Should viewers even have any expectations then, apart from an extra half-hour of watching Jashin wreak havoc? Even the peculiarities of production are at the mercy of the show taking the piss out of itself; Jashin makes an aside reference to the animation seeming different (on account of being produced by studio Makaria instead of Nomad this go-around), yet by the end the whole thing still devolves into the same loose, endearingly janky character designs tussling in a nondescript field. Or perhaps this really is a famous Takamori landmark, but my ability to discern landscapes is as underdeveloped as Jashin’s hair-color-based perception of all her ostensible friends.

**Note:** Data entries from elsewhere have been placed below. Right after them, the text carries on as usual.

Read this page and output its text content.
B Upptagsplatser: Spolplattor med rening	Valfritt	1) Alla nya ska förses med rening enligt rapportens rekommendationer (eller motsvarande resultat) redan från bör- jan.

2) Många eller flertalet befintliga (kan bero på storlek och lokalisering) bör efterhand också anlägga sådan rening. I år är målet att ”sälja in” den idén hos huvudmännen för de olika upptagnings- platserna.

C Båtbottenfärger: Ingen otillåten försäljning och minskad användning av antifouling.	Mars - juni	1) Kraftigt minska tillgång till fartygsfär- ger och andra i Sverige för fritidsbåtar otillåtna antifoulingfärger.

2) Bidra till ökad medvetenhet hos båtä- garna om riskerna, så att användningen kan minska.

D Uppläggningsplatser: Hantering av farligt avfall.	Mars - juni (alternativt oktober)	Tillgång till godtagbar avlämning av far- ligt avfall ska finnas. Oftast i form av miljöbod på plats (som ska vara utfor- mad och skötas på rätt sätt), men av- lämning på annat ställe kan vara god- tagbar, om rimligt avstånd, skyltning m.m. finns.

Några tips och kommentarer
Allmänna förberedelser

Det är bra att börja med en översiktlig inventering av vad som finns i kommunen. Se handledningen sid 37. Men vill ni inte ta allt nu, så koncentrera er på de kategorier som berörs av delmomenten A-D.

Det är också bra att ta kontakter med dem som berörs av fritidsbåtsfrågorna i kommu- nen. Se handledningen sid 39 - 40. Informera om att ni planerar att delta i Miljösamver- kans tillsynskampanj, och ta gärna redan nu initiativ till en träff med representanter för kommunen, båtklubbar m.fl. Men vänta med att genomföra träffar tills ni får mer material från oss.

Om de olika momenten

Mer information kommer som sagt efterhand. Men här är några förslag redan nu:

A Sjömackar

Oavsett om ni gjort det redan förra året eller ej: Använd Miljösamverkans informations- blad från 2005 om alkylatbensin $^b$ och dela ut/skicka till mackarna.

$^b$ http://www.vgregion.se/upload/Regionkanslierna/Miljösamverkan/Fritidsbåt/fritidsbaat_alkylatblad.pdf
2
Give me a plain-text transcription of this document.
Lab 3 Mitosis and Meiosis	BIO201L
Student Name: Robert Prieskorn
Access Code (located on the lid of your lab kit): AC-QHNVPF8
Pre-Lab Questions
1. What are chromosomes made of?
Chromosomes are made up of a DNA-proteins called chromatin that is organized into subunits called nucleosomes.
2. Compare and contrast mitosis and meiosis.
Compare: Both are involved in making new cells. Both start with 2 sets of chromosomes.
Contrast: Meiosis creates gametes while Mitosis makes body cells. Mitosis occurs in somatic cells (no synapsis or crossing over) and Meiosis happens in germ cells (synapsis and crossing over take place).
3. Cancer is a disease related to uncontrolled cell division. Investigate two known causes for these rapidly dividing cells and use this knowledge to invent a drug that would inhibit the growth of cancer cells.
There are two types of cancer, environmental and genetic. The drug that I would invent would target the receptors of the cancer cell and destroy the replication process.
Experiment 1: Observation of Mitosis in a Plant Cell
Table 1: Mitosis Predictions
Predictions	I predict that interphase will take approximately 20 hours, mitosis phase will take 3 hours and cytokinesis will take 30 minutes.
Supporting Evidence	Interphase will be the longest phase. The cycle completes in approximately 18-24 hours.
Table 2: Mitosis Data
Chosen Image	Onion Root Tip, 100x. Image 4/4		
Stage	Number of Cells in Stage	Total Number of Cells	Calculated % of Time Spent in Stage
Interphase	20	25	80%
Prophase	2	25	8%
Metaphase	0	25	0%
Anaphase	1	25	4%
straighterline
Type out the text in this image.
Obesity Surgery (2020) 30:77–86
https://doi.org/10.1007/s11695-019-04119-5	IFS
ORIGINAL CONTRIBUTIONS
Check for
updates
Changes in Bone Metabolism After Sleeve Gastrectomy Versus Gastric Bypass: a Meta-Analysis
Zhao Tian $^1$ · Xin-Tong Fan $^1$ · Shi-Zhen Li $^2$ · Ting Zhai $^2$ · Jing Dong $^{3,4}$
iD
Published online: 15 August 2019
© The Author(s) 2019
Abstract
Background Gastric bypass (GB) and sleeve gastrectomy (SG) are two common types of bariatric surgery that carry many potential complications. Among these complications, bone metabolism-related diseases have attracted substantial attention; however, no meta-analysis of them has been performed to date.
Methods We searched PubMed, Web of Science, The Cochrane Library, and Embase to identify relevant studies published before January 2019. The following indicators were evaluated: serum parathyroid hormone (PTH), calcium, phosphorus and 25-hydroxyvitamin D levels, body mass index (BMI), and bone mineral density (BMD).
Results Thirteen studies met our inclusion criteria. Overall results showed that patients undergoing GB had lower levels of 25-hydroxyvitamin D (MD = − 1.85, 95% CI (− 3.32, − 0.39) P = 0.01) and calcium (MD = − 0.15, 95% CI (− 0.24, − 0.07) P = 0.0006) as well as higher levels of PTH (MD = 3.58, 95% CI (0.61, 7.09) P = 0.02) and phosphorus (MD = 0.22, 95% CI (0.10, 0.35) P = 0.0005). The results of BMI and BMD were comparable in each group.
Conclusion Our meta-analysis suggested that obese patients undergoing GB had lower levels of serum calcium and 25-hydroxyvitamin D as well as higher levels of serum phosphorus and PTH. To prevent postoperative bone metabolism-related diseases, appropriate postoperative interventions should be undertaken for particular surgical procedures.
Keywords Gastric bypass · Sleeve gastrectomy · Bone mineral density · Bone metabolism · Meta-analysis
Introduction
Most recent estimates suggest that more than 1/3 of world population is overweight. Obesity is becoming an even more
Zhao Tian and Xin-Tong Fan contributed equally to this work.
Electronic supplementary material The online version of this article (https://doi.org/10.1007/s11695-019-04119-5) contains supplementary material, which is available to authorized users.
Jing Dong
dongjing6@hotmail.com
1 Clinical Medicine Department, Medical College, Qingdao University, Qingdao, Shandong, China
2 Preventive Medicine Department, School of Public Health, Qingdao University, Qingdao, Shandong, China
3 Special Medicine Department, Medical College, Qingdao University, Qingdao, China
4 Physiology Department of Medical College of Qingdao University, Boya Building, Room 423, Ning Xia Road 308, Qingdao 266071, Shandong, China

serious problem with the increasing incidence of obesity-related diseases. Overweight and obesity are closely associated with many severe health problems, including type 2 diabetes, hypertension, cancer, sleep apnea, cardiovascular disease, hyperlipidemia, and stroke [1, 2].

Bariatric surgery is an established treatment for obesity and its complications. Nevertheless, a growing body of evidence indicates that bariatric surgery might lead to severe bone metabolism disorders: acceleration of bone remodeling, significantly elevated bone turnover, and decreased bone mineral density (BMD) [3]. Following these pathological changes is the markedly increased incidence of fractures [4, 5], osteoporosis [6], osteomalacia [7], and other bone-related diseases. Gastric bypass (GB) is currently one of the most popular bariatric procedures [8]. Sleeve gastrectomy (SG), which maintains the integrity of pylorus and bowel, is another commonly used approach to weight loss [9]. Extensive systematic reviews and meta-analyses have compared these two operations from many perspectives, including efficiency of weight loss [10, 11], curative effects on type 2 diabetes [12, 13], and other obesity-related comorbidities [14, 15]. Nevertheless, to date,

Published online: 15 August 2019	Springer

Alongside the nigh-imperceptible studio switch, the cavalcade of characters might be the most notable feature of this apocalypse diary. I noted in my review of Dropkick on My Devil! X that Jashin’s increasing entourage was starting to crowd each other out. Apocalypse Day, seemingly took that criticism very personally. It pulled a Street Fighter II: The Animated Movie and featured every single one of its characters in one installment. Mostly, anyway, as some minor players might be unaccounted for and the famous Hatsune Miku has her guest spot taken up by the one and only Kenshiro instead. This is arguably Dropkick back to its most standard shitpost comedy against the largely ignored backdrop of Yurine’s tyranny. Minos is red for some inexplicable reason. Pino speedballs a bunch of drugs before the big battle. Pekola is seen in a setting of decorated trees for what might be the most oblique belated Christmas special of all time. This is not an anime to be watched for conventional narrative, and this single episode sure as shit is not one conducive to the facilitation of a full-form written review.
So why the hell am I here then, boss? The obvious answer would be for the sake of completionism. As Apocalypse Day represents a holding pattern for Dropkick on My Devil! as they prepare for the full fourth season they somehow conned a crowd into funding again, a review of it fills the chronological encyclopedia gap between all things Jashin-chan. I’d concede that this askance indulgence in side-story chaos is hardly an optimal starting point for some hypothetical wide-eyed newcomer to this franchise, but then that could arguably have been said about the very first season. No one can truly ever be prepared for the Dropkick on My Devill!! experience, be they anime viewers with 23 minutes to kill or a wholly unsuspecting city council. If this anime series can be credibly accused of being a money-funneling scam at this point, well, at least it’s a pretty funny one that’s still unlike anything else out there.